Les Comores figurent parmi les dix pays au monde les plus vulnérables à la dégradation des récifs coralliens dont 70% de sa population rurale dépend pour son alimentation et ses moyens de subsistances. Le gouvernement a annoncé son engagement sur des initiatives déjà en place à travers l’archipel grâce à l’appui de l’Ong Dahari.

 

L’engagement du gouvernement de l’Union des Comores à soutenir la préservation des récifs coralliens a été officiellement annoncé et expliqué aux pêcheurs et pêcheuses à Ndzuani, jeudi 20 août dans l’enceinte de l’Ecole nationale de pêche à Mirontsi. Placée sous l’autorité du gouverneur de l’île, la cérémonie a été honorée de la présence du ministre de l’Environnement, du président de l’association des maires de Ndzuani, du directeur général des Ressources halieutiques, du directeur régional de la Pêche et de l’Environ, du Garde-côte et de représentants des associations de pêcheurs de Ndzuani, Mwali et Ngazidja. On y notait également la présence de partenaires techniques des parcs et aires protégées, de l’équipe de l’Ong Dahari et de l’association UMAMA (Ulanga-Mayesha-Mayendreleyo).
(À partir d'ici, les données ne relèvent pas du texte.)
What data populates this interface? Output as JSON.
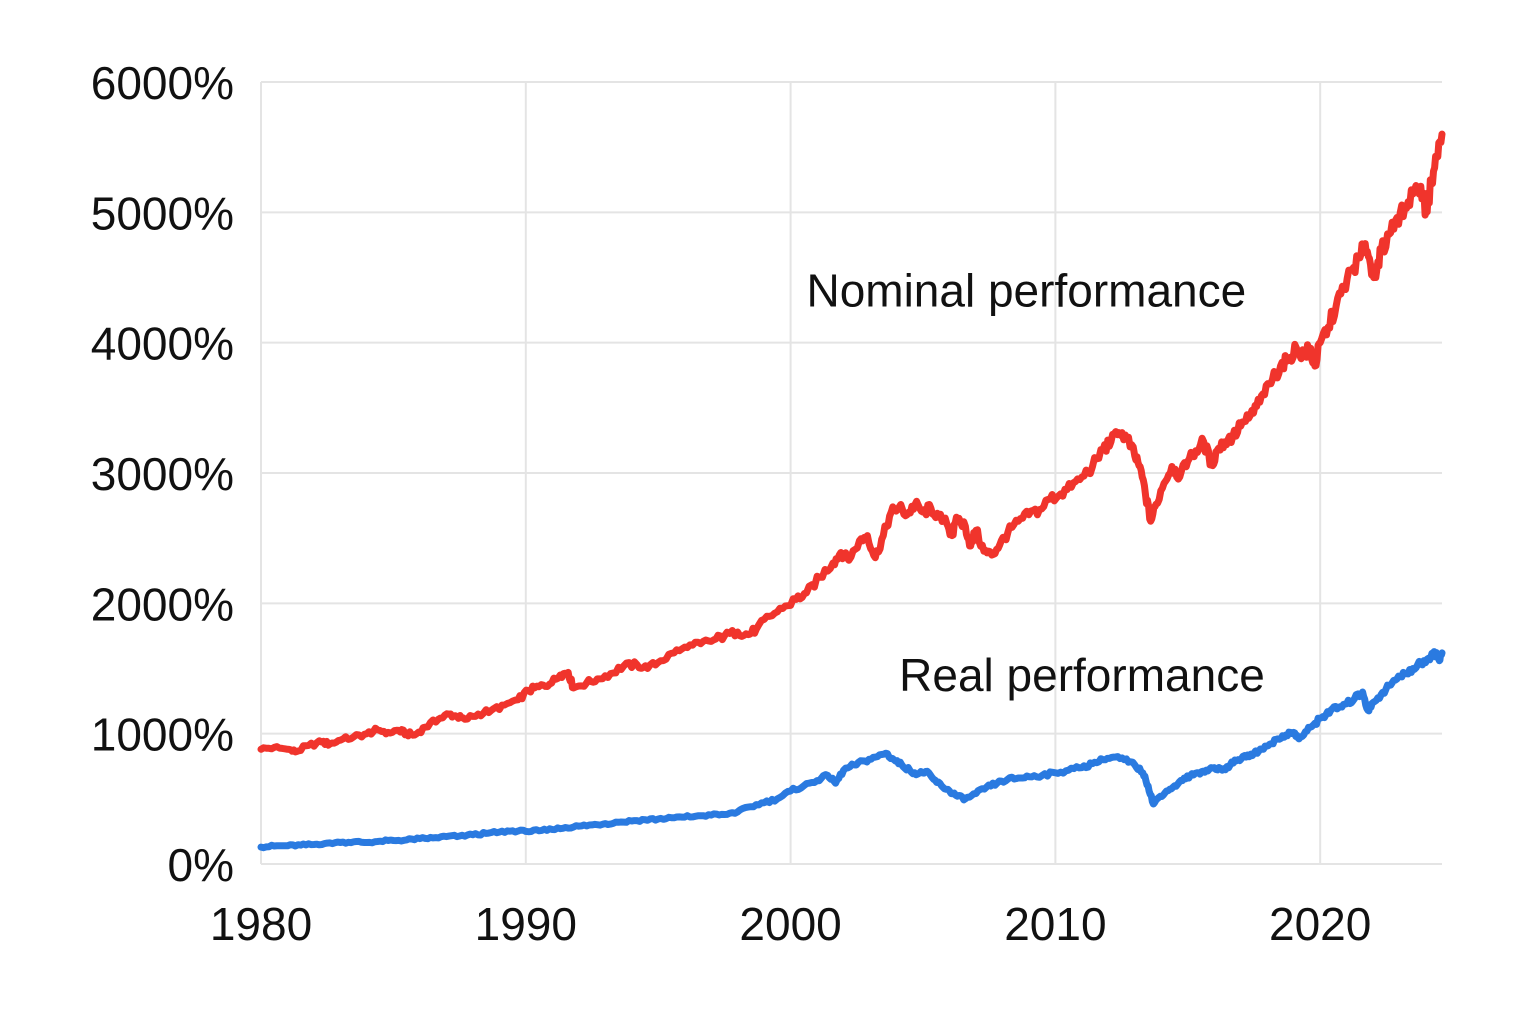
{
  "chart_data": {
    "type": "line",
    "title": "",
    "xlabel": "",
    "ylabel": "",
    "xlim": [
      1980,
      2024.6
    ],
    "ylim": [
      0,
      6000
    ],
    "x_ticks": [
      1980,
      1990,
      2000,
      2010,
      2020
    ],
    "y_ticks": [
      0,
      1000,
      2000,
      3000,
      4000,
      5000,
      6000
    ],
    "x_tick_labels": [
      "1980",
      "1990",
      "2000",
      "2010",
      "2020"
    ],
    "y_tick_labels": [
      "0%",
      "1000%",
      "2000%",
      "3000%",
      "4000%",
      "5000%",
      "6000%"
    ],
    "grid": true,
    "legend": "none",
    "series": [
      {
        "name": "Nominal performance",
        "color": "#f0342c",
        "label_at": [
          2000.6,
          4400
        ],
        "points": [
          [
            1980,
            880
          ],
          [
            1980.5,
            895
          ],
          [
            1981,
            880
          ],
          [
            1981.3,
            860
          ],
          [
            1981.8,
            910
          ],
          [
            1982.3,
            935
          ],
          [
            1982.6,
            920
          ],
          [
            1983,
            950
          ],
          [
            1983.5,
            975
          ],
          [
            1984,
            1000
          ],
          [
            1984.4,
            1030
          ],
          [
            1984.8,
            1010
          ],
          [
            1985.2,
            1025
          ],
          [
            1985.5,
            1000
          ],
          [
            1985.8,
            990
          ],
          [
            1986.2,
            1050
          ],
          [
            1986.7,
            1110
          ],
          [
            1987.1,
            1150
          ],
          [
            1987.4,
            1130
          ],
          [
            1987.7,
            1110
          ],
          [
            1988.2,
            1150
          ],
          [
            1988.7,
            1180
          ],
          [
            1989.2,
            1220
          ],
          [
            1989.7,
            1260
          ],
          [
            1990.1,
            1330
          ],
          [
            1990.5,
            1360
          ],
          [
            1990.9,
            1380
          ],
          [
            1991.3,
            1450
          ],
          [
            1991.6,
            1470
          ],
          [
            1991.8,
            1350
          ],
          [
            1992.3,
            1390
          ],
          [
            1992.7,
            1420
          ],
          [
            1993.2,
            1460
          ],
          [
            1993.7,
            1520
          ],
          [
            1994.2,
            1530
          ],
          [
            1994.6,
            1500
          ],
          [
            1995.1,
            1560
          ],
          [
            1995.6,
            1620
          ],
          [
            1996.1,
            1660
          ],
          [
            1996.6,
            1690
          ],
          [
            1997.1,
            1720
          ],
          [
            1997.5,
            1750
          ],
          [
            1998,
            1780
          ],
          [
            1998.4,
            1760
          ],
          [
            1998.7,
            1800
          ],
          [
            1999.2,
            1900
          ],
          [
            1999.7,
            1960
          ],
          [
            2000.2,
            2030
          ],
          [
            2000.6,
            2080
          ],
          [
            2001.1,
            2200
          ],
          [
            2001.6,
            2310
          ],
          [
            2001.9,
            2390
          ],
          [
            2002.2,
            2330
          ],
          [
            2002.6,
            2480
          ],
          [
            2002.9,
            2520
          ],
          [
            2003.2,
            2350
          ],
          [
            2003.5,
            2520
          ],
          [
            2003.8,
            2700
          ],
          [
            2004.1,
            2740
          ],
          [
            2004.4,
            2680
          ],
          [
            2004.7,
            2760
          ],
          [
            2005,
            2700
          ],
          [
            2005.3,
            2730
          ],
          [
            2005.6,
            2660
          ],
          [
            2005.9,
            2610
          ],
          [
            2006.1,
            2520
          ],
          [
            2006.3,
            2650
          ],
          [
            2006.6,
            2590
          ],
          [
            2006.8,
            2440
          ],
          [
            2007,
            2560
          ],
          [
            2007.3,
            2400
          ],
          [
            2007.6,
            2370
          ],
          [
            2007.9,
            2450
          ],
          [
            2008.2,
            2540
          ],
          [
            2008.6,
            2630
          ],
          [
            2009,
            2680
          ],
          [
            2009.4,
            2720
          ],
          [
            2009.8,
            2800
          ],
          [
            2010.2,
            2840
          ],
          [
            2010.6,
            2890
          ],
          [
            2011,
            2970
          ],
          [
            2011.4,
            3050
          ],
          [
            2011.8,
            3180
          ],
          [
            2012.1,
            3240
          ],
          [
            2012.4,
            3310
          ],
          [
            2012.7,
            3270
          ],
          [
            2013,
            3130
          ],
          [
            2013.2,
            3050
          ],
          [
            2013.4,
            2840
          ],
          [
            2013.6,
            2630
          ],
          [
            2013.8,
            2760
          ],
          [
            2014.1,
            2920
          ],
          [
            2014.4,
            3050
          ],
          [
            2014.7,
            2970
          ],
          [
            2015,
            3090
          ],
          [
            2015.3,
            3170
          ],
          [
            2015.6,
            3240
          ],
          [
            2015.9,
            3060
          ],
          [
            2016.1,
            3170
          ],
          [
            2016.4,
            3240
          ],
          [
            2016.7,
            3280
          ],
          [
            2017,
            3360
          ],
          [
            2017.3,
            3420
          ],
          [
            2017.6,
            3510
          ],
          [
            2017.9,
            3600
          ],
          [
            2018.2,
            3720
          ],
          [
            2018.5,
            3820
          ],
          [
            2018.8,
            3880
          ],
          [
            2019.1,
            3960
          ],
          [
            2019.4,
            3900
          ],
          [
            2019.6,
            3960
          ],
          [
            2019.8,
            3820
          ],
          [
            2020,
            4000
          ],
          [
            2020.3,
            4120
          ],
          [
            2020.6,
            4280
          ],
          [
            2020.9,
            4430
          ],
          [
            2021.2,
            4560
          ],
          [
            2021.5,
            4650
          ],
          [
            2021.7,
            4760
          ],
          [
            2021.9,
            4600
          ],
          [
            2022.1,
            4500
          ],
          [
            2022.3,
            4700
          ],
          [
            2022.6,
            4830
          ],
          [
            2022.9,
            4960
          ],
          [
            2023.2,
            5040
          ],
          [
            2023.5,
            5140
          ],
          [
            2023.8,
            5200
          ],
          [
            2024,
            5000
          ],
          [
            2024.2,
            5230
          ],
          [
            2024.4,
            5420
          ],
          [
            2024.6,
            5600
          ]
        ]
      },
      {
        "name": "Real performance",
        "color": "#2a7ae0",
        "label_at": [
          2004.1,
          1450
        ],
        "points": [
          [
            1980,
            130
          ],
          [
            1980.5,
            138
          ],
          [
            1981,
            140
          ],
          [
            1981.5,
            145
          ],
          [
            1982,
            150
          ],
          [
            1982.5,
            160
          ],
          [
            1983,
            165
          ],
          [
            1983.5,
            170
          ],
          [
            1984,
            165
          ],
          [
            1984.5,
            175
          ],
          [
            1985,
            180
          ],
          [
            1985.5,
            185
          ],
          [
            1986,
            195
          ],
          [
            1986.5,
            200
          ],
          [
            1987,
            210
          ],
          [
            1987.5,
            215
          ],
          [
            1988,
            225
          ],
          [
            1988.5,
            235
          ],
          [
            1989,
            245
          ],
          [
            1989.5,
            255
          ],
          [
            1990,
            250
          ],
          [
            1990.5,
            255
          ],
          [
            1991,
            265
          ],
          [
            1991.5,
            280
          ],
          [
            1992,
            290
          ],
          [
            1992.5,
            300
          ],
          [
            1993,
            310
          ],
          [
            1993.5,
            320
          ],
          [
            1994,
            330
          ],
          [
            1994.5,
            340
          ],
          [
            1995,
            345
          ],
          [
            1995.5,
            355
          ],
          [
            1996,
            360
          ],
          [
            1996.5,
            370
          ],
          [
            1997,
            375
          ],
          [
            1997.5,
            380
          ],
          [
            1998,
            400
          ],
          [
            1998.5,
            440
          ],
          [
            1999,
            470
          ],
          [
            1999.5,
            500
          ],
          [
            2000,
            560
          ],
          [
            2000.5,
            600
          ],
          [
            2001,
            640
          ],
          [
            2001.4,
            680
          ],
          [
            2001.7,
            620
          ],
          [
            2002,
            720
          ],
          [
            2002.4,
            760
          ],
          [
            2002.8,
            790
          ],
          [
            2003.2,
            820
          ],
          [
            2003.6,
            850
          ],
          [
            2003.9,
            800
          ],
          [
            2004.2,
            760
          ],
          [
            2004.5,
            720
          ],
          [
            2004.8,
            690
          ],
          [
            2005.1,
            710
          ],
          [
            2005.4,
            650
          ],
          [
            2005.7,
            600
          ],
          [
            2006,
            560
          ],
          [
            2006.3,
            520
          ],
          [
            2006.6,
            500
          ],
          [
            2007,
            540
          ],
          [
            2007.4,
            590
          ],
          [
            2007.8,
            620
          ],
          [
            2008.2,
            650
          ],
          [
            2008.6,
            660
          ],
          [
            2009,
            670
          ],
          [
            2009.5,
            680
          ],
          [
            2010,
            700
          ],
          [
            2010.5,
            720
          ],
          [
            2011,
            740
          ],
          [
            2011.4,
            770
          ],
          [
            2011.8,
            800
          ],
          [
            2012.2,
            820
          ],
          [
            2012.6,
            800
          ],
          [
            2013,
            760
          ],
          [
            2013.3,
            700
          ],
          [
            2013.5,
            600
          ],
          [
            2013.7,
            460
          ],
          [
            2013.9,
            510
          ],
          [
            2014.2,
            560
          ],
          [
            2014.5,
            600
          ],
          [
            2014.8,
            640
          ],
          [
            2015.1,
            680
          ],
          [
            2015.4,
            700
          ],
          [
            2015.7,
            720
          ],
          [
            2016,
            740
          ],
          [
            2016.3,
            720
          ],
          [
            2016.6,
            760
          ],
          [
            2016.9,
            800
          ],
          [
            2017.2,
            820
          ],
          [
            2017.5,
            850
          ],
          [
            2017.8,
            880
          ],
          [
            2018.1,
            920
          ],
          [
            2018.4,
            960
          ],
          [
            2018.7,
            990
          ],
          [
            2019,
            1010
          ],
          [
            2019.2,
            960
          ],
          [
            2019.5,
            1020
          ],
          [
            2019.8,
            1080
          ],
          [
            2020.1,
            1130
          ],
          [
            2020.4,
            1180
          ],
          [
            2020.7,
            1200
          ],
          [
            2021,
            1230
          ],
          [
            2021.3,
            1270
          ],
          [
            2021.6,
            1320
          ],
          [
            2021.8,
            1180
          ],
          [
            2022,
            1240
          ],
          [
            2022.3,
            1300
          ],
          [
            2022.6,
            1370
          ],
          [
            2022.9,
            1420
          ],
          [
            2023.2,
            1460
          ],
          [
            2023.5,
            1500
          ],
          [
            2023.8,
            1540
          ],
          [
            2024.1,
            1580
          ],
          [
            2024.3,
            1630
          ],
          [
            2024.5,
            1560
          ],
          [
            2024.6,
            1620
          ]
        ]
      }
    ]
  }
}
Le ministre de l’Environnement chargé du Tourisme, Abubakar Mahmoud, a fait un bref rappel des circonstances de l’engagement du gouvernement sur la gestion marine. Il a indiqué que le chef de l’Etat a inscrit le pays dans l’objectif mondial 30x30 de mettre 30% des eaux sous protection lors de la Conférence des Nations Unies sur l’Océan de 2025 en France.  Un engagement que le ministre lui-même a réitéré en juin dernier, à la 11ème Our océan Conference à Mombasa. L’objectif est de placer la pêche artisanale et les communautés côtières au cœur de l’ambition nationale pour l’océan. Le ministre Abubakar Mahmoud a insisté: « aux Comores, la conservation marine ne réussira pas sans les communautés de pêcheurs ». Il a présenté ce à quoi le gouvernement s’est, concrètement, engagé devant la communauté internationale.

 

 « Nous nous engageons à élargir et à renforcer nos quatre parcs nationaux marins, afin d’étendre leur couverture et d’améliorer leur efficacité écologique. Nous nous engageons à promouvoir progressivement la création de zones de gestion artisanales. Ces espaces côtiers ont un objectif simple : réserver l’accès aux ressources en priorité aux pêcheurs artisanaux, exclure la pêche industrielle des zones sensibles, sécuriser vos droits d’usage, protéger les habitas critiques, et confier la gouvernance et la surveillance aux communautés elles-mêmes. Nous nous engageons à formaliser un cadre national pour les Aires marines gérées localement. Autrement dit : faire reconnaitre par l’Etat, en droit, les zones que les pêcheurs délimitent, gèrent et surveillent eux-mêmes. Un modèle que les Comores entendent s’approprier et adapter à leur réalité, en complément des Parcs nationaux ».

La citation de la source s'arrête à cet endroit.